With fewer exports the industry has dwindled causing job loss and the decline of a historic industry in North Wales, stretching back generations.
Climate Change
The impacts of a changing climate will be felt first — and most dramatically — through our rivers and water resources. There is the potential for disaster at both ends of the scale: predictions suggest than the frequency and severity of both flooding and droughts will increase as our climate continues to heat up and weather patterns change.
With 13 rivers draining in to the narrow Strait, the Menai is at risk of both erosion and flooding.
Agriculture
The majority of land use around the Strait and the surrounding rivers is used for cattle and sheep farming.
Post Brexit our farmers are required to expand in order to feed the growing populations. To aid them the government have approved previously banned chemicals.
It is these chemicals being lost into the water course that will potentially have a devastating impact on wildlife in the Strait and the rivers surrounding it.
Forever Chemicals
PFAS are a family of thousands of human-made substances – nicknamed “forever chemicals” because they do not break down in the environment – that have been widely used since the 1940s in a huge range of everyday consumer products and industrial processes.
PFAS “behave like surfactants, like soaps”, says Prof Crispin Halsall, an environmental chemist at Lancaster University. “They sit at the interfaces between water and particles, water and biota, they can transfer to the atmosphere and they’re so abundant they cycle around the wider environment.”
Litter
Plastic has thousands of uses, its versatility and virtual indestructability practically unmatched in the world of synthetic materials.

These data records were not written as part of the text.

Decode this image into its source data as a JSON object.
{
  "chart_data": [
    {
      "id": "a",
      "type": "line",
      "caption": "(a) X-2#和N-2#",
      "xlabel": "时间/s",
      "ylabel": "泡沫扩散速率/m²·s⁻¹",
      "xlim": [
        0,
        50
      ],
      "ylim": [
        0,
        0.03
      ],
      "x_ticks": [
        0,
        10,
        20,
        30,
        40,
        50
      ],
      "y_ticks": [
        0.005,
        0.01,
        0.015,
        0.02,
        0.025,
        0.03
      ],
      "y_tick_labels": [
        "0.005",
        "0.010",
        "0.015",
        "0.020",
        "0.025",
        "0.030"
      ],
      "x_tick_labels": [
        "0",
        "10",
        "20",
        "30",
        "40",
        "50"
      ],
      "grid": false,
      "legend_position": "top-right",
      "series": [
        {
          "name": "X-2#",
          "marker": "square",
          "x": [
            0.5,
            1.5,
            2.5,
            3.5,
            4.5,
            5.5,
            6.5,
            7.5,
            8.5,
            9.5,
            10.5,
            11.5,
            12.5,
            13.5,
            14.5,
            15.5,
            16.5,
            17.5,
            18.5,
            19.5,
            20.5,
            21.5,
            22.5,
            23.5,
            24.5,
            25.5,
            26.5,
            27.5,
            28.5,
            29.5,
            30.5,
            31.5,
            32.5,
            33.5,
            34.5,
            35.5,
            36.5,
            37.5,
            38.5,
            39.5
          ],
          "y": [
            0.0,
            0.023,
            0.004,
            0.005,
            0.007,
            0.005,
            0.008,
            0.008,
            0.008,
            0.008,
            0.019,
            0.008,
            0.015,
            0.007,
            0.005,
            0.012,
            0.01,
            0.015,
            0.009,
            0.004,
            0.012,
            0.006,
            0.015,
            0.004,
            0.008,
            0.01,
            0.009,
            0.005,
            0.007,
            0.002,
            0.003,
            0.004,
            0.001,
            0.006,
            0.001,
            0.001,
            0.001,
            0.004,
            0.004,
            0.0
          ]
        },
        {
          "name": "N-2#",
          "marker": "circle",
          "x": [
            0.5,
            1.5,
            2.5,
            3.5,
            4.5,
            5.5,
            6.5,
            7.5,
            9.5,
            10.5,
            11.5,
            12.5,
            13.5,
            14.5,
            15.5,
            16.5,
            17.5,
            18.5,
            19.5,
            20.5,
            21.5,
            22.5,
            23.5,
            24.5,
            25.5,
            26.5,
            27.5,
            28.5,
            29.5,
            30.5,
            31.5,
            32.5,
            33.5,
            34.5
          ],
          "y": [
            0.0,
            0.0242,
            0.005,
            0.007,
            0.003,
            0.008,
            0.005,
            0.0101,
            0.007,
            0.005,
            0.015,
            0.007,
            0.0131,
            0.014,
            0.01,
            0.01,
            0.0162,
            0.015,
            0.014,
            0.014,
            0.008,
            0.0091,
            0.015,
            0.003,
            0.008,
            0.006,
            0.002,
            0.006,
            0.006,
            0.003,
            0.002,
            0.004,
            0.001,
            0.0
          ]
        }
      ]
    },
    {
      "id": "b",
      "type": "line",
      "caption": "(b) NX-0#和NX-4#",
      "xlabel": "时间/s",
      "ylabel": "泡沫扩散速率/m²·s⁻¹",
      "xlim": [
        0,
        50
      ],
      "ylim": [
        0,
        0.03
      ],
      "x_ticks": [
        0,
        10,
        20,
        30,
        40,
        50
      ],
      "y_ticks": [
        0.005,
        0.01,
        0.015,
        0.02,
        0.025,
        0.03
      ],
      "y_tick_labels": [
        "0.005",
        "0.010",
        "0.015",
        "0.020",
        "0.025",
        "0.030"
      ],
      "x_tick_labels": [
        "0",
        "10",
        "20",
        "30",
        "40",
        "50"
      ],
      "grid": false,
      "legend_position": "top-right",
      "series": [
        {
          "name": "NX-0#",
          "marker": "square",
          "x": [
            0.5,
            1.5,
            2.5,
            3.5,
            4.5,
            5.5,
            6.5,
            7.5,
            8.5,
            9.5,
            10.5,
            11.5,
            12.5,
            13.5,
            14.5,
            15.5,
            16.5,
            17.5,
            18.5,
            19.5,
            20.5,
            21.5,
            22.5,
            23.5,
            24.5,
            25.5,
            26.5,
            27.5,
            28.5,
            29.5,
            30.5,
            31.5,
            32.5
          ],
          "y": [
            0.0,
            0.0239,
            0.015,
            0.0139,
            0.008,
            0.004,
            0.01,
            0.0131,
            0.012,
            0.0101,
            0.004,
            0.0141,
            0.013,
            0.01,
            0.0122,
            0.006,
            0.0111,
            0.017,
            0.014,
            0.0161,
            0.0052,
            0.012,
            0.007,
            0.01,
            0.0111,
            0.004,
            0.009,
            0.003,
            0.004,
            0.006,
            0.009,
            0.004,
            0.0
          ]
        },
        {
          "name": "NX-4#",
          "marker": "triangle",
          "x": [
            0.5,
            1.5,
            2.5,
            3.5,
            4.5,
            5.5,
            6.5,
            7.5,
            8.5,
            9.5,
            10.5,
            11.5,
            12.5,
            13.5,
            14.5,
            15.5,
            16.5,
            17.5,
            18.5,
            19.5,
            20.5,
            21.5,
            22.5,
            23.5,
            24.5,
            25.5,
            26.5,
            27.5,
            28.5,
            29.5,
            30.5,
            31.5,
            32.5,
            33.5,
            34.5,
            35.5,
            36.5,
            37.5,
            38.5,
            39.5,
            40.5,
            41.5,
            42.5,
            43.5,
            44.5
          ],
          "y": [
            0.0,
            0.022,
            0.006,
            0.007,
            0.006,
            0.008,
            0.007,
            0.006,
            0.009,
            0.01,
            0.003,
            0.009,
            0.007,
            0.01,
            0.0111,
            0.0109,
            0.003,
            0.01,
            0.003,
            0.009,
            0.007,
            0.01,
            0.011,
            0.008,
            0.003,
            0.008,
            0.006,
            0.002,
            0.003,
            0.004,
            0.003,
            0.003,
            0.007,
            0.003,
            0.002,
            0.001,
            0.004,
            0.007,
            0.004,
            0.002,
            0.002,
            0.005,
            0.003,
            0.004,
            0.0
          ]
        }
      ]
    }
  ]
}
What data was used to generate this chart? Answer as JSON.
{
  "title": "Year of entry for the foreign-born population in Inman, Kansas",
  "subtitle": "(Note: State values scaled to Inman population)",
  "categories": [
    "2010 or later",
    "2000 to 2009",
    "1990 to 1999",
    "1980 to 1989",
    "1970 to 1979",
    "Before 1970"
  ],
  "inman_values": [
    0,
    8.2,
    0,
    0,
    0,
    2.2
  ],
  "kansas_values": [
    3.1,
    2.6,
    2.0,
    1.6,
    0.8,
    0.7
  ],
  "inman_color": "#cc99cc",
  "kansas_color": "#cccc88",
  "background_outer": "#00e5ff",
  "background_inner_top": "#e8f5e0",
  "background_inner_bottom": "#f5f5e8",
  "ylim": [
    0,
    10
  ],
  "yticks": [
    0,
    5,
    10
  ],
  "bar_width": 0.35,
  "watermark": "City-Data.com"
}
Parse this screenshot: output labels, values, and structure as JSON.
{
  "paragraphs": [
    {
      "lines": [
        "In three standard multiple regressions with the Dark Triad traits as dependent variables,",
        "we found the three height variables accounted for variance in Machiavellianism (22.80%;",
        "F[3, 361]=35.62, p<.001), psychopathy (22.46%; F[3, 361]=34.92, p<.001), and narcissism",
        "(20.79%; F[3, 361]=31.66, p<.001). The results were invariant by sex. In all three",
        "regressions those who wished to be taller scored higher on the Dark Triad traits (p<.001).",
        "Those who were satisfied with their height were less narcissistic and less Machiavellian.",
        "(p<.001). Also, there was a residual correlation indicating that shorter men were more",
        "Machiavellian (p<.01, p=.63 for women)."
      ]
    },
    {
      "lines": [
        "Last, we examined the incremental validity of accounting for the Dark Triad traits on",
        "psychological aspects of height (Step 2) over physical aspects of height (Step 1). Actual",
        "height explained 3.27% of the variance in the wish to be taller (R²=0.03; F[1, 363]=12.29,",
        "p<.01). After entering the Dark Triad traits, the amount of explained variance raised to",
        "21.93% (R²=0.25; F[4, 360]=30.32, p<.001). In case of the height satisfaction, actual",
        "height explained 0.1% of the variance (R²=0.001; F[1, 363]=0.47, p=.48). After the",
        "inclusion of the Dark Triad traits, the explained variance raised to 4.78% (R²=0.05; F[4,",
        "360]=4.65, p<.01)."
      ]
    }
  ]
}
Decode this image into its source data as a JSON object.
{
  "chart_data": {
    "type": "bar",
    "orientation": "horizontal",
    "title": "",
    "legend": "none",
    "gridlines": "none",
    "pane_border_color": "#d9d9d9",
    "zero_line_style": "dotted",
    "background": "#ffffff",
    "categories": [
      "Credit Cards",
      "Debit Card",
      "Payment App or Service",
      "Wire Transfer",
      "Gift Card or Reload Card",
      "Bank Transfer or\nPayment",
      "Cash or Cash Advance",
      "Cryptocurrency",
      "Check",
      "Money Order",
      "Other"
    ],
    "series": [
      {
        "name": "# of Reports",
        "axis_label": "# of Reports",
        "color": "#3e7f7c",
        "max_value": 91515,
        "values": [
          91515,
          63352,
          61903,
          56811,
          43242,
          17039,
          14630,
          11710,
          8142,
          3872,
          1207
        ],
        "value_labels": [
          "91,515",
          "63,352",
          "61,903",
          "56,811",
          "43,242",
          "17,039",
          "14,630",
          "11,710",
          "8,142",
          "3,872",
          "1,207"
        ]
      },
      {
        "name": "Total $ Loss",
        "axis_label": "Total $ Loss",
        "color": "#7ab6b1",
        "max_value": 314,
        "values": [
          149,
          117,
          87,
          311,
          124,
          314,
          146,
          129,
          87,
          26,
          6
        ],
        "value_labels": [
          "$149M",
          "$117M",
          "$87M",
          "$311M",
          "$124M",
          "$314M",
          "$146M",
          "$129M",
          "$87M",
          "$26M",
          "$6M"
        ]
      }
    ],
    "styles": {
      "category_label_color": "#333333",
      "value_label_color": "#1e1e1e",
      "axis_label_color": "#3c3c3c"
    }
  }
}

Since first developing plastic in 1907, we have melded and moulded the material to fulfil our needs and desires. From bags and milk bottles to agriculture and transportation, plastic is everywhere, useful and convenient.
It isn't just large pieces that pose a threat, however - microplastics are in colossal quantities, sometimes in parts of the ocean that have never been seen by humans before.
Invasive Species
A perfect storm of international trade, human carelessness and climate change are bringing new species to the UK that can out-compete native flora and fauna. These factors endanger biodiversity and risk changing forever Britain’s countryside, forests, skies and waterways.